Na vida real do dia-a-dia das licitações a exigência prévia de regularidade diminui substancialmente a competitividade do certame devendo ser deixada para momento posterior, conforme delimitou a nova lei.

quinta-feira, 29 de julho de 2021

Atualizado às 14:16

(Imagem: Arte Migalhas)

A nova lei de licitações consagrou a fórmula da habilitação como fase posterior ao julgamento.

Nesse sentido o novo códex licitatório modificou a regra prevista na lei 8.666/93 e acolheu a regra da bem sucedida praticidade.

A regra, porém, pode ser invertida, caso haja justificativa nesse sentido. Por exemplo, numa licitação em que a futura concessionária necessite de grande capital para operar a futura concessão faz todo o sentido que a fase de habilitação se faça antes do julgamento. Empresas de acanhado capital não teriam a menor condição de participar do certame licitatório.

A questão que poderá levantar polêmica é o tema da vedação de inversão de fases no que diz respeito à regularidade fiscal do licitante.

Assim, prevê a nova lei:

"Art. 63. Na fase de habilitação das licitações serão observadas as seguintes disposições:

(...)

II - será exigida a apresentação dos documentos de habilitação apenas pelo licitante vencedor, exceto quando a fase de habilitação anteceder a de julgamento;

III - serão exigidos os documentos relativos à regularidade fiscal, em qualquer caso, somente em momento posterior ao julgamento das propostas, e apenas do licitante mais bem classificado;

A lei 14.133 criou uma hipótese em que a inversão não é permitida, especificamente no que tange à demonstração da regularidade fiscal.

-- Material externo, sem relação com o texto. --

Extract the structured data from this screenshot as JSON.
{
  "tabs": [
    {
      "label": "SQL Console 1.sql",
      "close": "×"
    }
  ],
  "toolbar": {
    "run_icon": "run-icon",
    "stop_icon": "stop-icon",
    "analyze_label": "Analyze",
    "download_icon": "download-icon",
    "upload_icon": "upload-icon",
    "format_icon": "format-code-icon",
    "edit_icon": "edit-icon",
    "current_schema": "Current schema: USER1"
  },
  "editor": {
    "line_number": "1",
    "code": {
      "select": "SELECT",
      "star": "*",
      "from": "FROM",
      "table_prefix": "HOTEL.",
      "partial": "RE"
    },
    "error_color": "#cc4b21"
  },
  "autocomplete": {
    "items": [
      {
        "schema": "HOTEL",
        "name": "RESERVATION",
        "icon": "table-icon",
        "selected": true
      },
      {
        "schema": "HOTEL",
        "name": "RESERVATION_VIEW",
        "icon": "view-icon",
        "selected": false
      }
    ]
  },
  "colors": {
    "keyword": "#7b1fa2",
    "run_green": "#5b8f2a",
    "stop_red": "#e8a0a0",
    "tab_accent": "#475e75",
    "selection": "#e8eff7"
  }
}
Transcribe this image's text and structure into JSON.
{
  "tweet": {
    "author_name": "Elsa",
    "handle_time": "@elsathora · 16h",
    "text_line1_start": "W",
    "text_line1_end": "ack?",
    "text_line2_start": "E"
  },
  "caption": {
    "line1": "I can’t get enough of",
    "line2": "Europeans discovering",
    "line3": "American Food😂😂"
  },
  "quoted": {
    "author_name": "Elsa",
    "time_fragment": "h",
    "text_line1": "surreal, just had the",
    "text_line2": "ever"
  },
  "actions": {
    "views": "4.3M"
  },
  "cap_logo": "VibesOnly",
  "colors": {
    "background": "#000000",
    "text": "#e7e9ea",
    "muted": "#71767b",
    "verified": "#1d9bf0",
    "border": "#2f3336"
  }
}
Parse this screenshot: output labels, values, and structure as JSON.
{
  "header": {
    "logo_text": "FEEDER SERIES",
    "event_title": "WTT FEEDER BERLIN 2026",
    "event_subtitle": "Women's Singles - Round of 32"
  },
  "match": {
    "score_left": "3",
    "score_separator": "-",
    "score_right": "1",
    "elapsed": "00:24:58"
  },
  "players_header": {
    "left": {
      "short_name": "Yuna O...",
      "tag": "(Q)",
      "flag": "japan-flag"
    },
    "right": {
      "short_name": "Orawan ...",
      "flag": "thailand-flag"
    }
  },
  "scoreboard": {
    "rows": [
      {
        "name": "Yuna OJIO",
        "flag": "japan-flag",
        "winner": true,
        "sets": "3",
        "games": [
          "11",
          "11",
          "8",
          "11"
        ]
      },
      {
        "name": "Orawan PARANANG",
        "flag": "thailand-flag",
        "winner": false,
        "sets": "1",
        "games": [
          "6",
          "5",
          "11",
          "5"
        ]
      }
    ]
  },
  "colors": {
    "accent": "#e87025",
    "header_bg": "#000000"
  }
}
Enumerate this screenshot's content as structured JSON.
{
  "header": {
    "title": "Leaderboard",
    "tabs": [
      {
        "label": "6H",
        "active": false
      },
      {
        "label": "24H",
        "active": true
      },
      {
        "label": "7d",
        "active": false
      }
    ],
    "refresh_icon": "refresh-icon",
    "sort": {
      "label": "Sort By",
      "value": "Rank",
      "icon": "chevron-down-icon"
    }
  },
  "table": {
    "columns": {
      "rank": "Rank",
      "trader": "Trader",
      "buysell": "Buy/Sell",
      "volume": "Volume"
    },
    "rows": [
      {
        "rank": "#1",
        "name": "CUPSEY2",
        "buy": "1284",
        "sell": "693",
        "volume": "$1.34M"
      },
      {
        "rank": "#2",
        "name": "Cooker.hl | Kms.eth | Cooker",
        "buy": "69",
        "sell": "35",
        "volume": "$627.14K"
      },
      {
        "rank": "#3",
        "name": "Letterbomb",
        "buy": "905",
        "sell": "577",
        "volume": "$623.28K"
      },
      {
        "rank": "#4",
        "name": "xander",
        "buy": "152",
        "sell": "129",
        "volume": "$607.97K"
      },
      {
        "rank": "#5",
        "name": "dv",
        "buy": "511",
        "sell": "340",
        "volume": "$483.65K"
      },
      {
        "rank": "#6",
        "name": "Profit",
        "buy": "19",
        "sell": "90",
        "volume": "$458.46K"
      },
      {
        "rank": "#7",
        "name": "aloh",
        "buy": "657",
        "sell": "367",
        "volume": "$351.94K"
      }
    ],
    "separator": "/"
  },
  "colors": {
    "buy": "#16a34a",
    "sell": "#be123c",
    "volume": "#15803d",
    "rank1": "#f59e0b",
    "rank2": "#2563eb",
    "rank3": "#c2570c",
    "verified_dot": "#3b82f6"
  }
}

Tal regra já estava prevista no âmbito restrito da ME/EPP. Assim, prevê a lei complementar 123/2006:

"Art. 42.  Nas licitações públicas, a comprovação de regularidade fiscal e trabalhista das microempresas e das empresas de pequeno porte somente será exigida para efeito de assinatura do contrato." 

Novamente a nova lei de licitações aproxima-se do conceito de gestão corporativa da iniciativa privada.

É provável que uma empresa privada deixe de contratar um fornecedor que tenha débitos junto à empresa contratante, mas é infinitamente mais provável que a empresa contratante exige uma negociação do débito como parte da nova contratação.

É nesse diapasão que a nova lei prevê a regularidade fiscal posterior já que os débitos fiscais são um problema crônico para parcela significativa das empresas nacionais.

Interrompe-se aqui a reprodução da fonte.